The House of Commons’ Science and Technology committee has concluded that while societal concerns and evidence from teachers could justify action, there is not enough existing scientific evidence to warrant a ban on the sale of energy drinks to children.

This announcement follows a call for public views on the ban in August.

Other responses included an urge for the government to raise the age limit for the sale of energy drinks to 18 by health campaigners and teachers in the UK.

“Disadvantaged children are consuming energy drinks at a higher rate than their peers.”

The Science and Technology Committee’s chair Norman Lamb said: “Throughout this inquiry, the Committee has heard a range of concerns warning of the impact energy drinks can have on the behaviour of young people. This varied from a lack of concentration in the classroom and hyperactivity to the effects on physical health.

“It’s clear from the evidence we received that disadvantaged children are consuming energy drinks at a higher rate than their peers.”

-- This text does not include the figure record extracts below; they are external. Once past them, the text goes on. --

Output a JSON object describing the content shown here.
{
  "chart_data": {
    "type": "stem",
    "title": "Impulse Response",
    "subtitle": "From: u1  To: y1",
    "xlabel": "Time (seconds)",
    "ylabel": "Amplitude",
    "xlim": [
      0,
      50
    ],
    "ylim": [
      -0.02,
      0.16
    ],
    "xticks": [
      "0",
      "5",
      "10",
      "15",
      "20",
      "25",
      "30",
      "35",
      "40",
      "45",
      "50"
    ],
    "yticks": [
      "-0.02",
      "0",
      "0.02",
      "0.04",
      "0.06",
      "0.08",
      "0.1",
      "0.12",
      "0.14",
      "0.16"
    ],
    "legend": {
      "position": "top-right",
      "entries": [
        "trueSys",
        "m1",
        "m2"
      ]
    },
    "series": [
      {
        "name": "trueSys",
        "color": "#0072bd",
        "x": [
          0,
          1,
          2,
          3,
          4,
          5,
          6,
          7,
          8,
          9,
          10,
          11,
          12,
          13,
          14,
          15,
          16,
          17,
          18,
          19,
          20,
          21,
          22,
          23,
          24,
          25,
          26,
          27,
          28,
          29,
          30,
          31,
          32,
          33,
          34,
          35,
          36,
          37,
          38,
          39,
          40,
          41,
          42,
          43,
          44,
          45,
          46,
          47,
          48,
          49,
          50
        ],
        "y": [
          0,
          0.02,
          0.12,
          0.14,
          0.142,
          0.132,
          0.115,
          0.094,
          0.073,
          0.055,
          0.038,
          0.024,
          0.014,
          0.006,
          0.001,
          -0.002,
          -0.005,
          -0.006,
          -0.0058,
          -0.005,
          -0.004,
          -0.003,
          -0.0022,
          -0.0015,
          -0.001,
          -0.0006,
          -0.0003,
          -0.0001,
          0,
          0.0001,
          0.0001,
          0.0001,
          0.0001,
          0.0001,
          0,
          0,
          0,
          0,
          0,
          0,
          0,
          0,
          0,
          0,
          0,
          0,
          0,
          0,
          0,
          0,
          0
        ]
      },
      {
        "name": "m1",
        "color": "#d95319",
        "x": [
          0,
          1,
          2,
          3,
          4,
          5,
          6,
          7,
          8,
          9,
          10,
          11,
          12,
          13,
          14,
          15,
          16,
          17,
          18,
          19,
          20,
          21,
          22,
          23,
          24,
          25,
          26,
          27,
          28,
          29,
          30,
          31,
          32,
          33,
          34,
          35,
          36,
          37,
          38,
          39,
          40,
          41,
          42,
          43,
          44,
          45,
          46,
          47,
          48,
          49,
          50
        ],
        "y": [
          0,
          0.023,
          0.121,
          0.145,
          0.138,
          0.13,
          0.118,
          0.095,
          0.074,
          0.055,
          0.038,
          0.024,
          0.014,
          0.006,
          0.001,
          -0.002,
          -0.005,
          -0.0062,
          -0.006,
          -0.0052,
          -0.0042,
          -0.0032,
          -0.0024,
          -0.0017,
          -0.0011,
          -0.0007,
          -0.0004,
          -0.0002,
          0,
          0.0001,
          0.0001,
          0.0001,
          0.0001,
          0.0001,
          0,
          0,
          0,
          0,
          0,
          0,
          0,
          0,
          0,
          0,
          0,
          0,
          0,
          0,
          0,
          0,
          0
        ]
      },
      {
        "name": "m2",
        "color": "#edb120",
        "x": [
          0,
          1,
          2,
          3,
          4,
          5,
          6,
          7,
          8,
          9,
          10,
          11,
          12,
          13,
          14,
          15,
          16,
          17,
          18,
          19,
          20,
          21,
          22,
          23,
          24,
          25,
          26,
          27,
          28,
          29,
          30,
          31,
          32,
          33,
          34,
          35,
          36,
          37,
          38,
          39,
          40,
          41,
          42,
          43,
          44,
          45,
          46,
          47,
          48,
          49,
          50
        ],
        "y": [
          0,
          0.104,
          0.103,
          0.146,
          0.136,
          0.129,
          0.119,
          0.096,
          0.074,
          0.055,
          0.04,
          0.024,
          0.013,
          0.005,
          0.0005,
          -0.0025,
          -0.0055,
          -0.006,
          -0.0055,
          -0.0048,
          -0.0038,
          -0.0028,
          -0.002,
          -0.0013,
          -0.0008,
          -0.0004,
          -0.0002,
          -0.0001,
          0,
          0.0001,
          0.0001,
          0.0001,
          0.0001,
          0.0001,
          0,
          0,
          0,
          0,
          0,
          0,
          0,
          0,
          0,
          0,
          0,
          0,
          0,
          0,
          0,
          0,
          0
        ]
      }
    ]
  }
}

The committee acknowledged that the current voluntary ban implemented by retailers would amplify the message that energy drinks are associated with negative health, behavioural and dietary effects.

It recommended an inclusion of more noticeable advisory notices on energy drinks packaging.

The committee also noted that the government should commission independent research to establish if energy drinks are more harmful than other soft drinks containing caffeine.

Lamb added: “It would be legitimate for the government to go beyond the evidence that is available at the moment and implement a statutory ban based on societal concerns and evidence, such as the experience of school teachers and pupils. If the government decides to introduce a ban it should explain why it has come to this decision.”